In high school in Chattanooga, Tennessee, back in the 50s, I was taught by a remarkable group of Dominican nuns. I remember especially Sister Dominica, tall, sophisticated, intellectual, who taught English literature, and Sister Jane Francis, smart, no-nonsense, insightful, who gave me a lifelong love of math and science.
That world is all gone now. My old high school has a smart new campus and the staff is laic. But Dominican women religious have not gone away. In recent years I have become acquainted with sisters who are showing the kind of theological and ecological leadership one wishes was more common in the Church.
Closest to home are the Kentucky Dominican sisters at Crystal Spring Center for Earth Learning in Plainville, MA, "committed to developing a sustainable bioregionally appropriate way of life that reflects and honors the interconnectedness of all things." Their spirituality reverences the "Hidden Mystery," and takes inspiration from the contemporary scientific understanding of the universe.
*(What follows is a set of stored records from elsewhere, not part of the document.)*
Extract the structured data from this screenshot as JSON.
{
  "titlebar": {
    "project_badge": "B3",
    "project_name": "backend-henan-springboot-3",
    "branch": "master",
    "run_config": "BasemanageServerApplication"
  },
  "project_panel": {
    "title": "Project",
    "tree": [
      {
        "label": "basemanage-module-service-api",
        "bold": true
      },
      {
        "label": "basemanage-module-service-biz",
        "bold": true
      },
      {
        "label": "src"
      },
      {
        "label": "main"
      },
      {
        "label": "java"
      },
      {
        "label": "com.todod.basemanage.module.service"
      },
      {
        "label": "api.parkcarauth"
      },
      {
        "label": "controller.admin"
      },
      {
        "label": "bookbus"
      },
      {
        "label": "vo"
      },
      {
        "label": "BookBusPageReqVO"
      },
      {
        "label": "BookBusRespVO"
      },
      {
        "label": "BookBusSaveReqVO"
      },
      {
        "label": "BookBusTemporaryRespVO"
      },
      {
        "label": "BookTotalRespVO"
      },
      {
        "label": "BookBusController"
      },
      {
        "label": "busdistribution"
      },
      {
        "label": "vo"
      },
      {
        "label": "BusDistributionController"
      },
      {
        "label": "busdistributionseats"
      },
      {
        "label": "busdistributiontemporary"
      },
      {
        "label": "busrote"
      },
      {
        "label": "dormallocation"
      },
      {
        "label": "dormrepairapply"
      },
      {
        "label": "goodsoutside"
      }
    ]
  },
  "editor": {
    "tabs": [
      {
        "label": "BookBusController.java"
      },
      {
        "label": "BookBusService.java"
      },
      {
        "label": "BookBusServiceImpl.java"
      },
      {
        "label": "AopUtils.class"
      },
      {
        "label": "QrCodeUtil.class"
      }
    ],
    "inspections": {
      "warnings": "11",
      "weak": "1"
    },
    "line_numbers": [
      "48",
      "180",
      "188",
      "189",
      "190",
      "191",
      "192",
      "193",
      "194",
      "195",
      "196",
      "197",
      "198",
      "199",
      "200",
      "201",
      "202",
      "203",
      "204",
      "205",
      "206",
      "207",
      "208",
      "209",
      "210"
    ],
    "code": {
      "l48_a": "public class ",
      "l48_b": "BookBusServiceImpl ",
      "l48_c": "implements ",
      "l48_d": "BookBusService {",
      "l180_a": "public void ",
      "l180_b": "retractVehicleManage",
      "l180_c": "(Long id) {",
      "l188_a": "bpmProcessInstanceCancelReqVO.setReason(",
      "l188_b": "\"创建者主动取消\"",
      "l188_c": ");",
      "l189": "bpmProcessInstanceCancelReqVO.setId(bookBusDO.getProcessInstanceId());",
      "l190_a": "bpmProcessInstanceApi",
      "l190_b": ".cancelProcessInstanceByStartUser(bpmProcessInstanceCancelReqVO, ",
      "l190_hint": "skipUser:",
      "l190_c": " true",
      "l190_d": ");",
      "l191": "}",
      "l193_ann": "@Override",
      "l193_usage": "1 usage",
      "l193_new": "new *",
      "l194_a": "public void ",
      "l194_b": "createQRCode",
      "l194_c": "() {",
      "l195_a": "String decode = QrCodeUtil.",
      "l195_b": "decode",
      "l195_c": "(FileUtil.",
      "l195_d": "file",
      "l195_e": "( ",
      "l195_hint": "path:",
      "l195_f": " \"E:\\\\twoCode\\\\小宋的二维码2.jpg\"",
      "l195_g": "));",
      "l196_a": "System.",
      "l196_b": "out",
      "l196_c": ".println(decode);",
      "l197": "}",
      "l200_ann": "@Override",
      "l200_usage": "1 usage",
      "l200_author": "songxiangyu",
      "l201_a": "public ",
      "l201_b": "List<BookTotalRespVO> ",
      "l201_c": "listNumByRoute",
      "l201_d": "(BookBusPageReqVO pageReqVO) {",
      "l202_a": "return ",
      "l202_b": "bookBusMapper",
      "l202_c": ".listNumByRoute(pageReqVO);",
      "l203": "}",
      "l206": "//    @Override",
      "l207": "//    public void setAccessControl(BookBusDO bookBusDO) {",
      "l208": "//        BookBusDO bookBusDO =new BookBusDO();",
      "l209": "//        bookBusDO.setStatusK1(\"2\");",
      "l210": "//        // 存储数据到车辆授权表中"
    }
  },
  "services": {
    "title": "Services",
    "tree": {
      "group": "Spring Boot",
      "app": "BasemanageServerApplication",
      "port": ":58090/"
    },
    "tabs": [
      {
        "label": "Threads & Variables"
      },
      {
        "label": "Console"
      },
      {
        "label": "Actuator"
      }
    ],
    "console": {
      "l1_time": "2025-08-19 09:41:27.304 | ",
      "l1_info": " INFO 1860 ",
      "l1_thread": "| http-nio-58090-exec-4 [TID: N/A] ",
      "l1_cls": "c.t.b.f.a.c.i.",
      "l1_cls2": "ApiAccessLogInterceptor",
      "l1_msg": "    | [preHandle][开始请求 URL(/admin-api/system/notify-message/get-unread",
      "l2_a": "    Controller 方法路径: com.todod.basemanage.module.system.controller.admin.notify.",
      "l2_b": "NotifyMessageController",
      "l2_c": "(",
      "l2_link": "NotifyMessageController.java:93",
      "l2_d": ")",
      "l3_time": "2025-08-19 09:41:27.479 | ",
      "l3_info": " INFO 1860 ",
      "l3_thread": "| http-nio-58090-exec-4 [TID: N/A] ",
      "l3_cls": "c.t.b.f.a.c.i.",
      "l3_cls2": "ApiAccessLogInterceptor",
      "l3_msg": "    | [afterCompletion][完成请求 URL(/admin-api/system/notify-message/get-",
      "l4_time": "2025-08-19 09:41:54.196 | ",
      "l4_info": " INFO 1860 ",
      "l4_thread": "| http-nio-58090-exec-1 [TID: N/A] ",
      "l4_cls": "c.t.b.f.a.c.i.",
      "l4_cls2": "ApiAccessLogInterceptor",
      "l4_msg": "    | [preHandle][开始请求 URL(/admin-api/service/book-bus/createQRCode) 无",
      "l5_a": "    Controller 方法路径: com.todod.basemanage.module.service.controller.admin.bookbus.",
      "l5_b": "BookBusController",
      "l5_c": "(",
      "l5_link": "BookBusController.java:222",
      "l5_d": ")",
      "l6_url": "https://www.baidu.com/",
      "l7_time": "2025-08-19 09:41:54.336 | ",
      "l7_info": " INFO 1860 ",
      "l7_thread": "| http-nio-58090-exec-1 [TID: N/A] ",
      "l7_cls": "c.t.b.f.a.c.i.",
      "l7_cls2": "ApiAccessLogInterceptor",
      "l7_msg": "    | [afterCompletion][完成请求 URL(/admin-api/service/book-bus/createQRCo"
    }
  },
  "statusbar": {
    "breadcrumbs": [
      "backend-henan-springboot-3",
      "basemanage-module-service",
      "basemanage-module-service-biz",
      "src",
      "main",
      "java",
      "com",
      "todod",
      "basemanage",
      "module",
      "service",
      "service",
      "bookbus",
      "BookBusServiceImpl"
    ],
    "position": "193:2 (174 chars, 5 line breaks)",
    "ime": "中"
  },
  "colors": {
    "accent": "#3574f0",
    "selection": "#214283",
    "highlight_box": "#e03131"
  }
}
It has been my honor to meet Sister Miriam McGillis who lives and works at Genesis Farm in New Jersey. She too takes her inspiration from the scientific story of creation, and embraces "a spirituality that reverences Earth as a primary revelation of the divine."
I have also been in contact with Sister Marie Hofstetter, a Kentucky Dominican who lives in New York, who seeks in her writing to promote "an earth-friendly re-visioning of science and spirituality."
It is inspiring to find people so eager to embrace reliable scientific knowledge of the world, and to draw upon that knowledge for inspiration in their spiritual lives.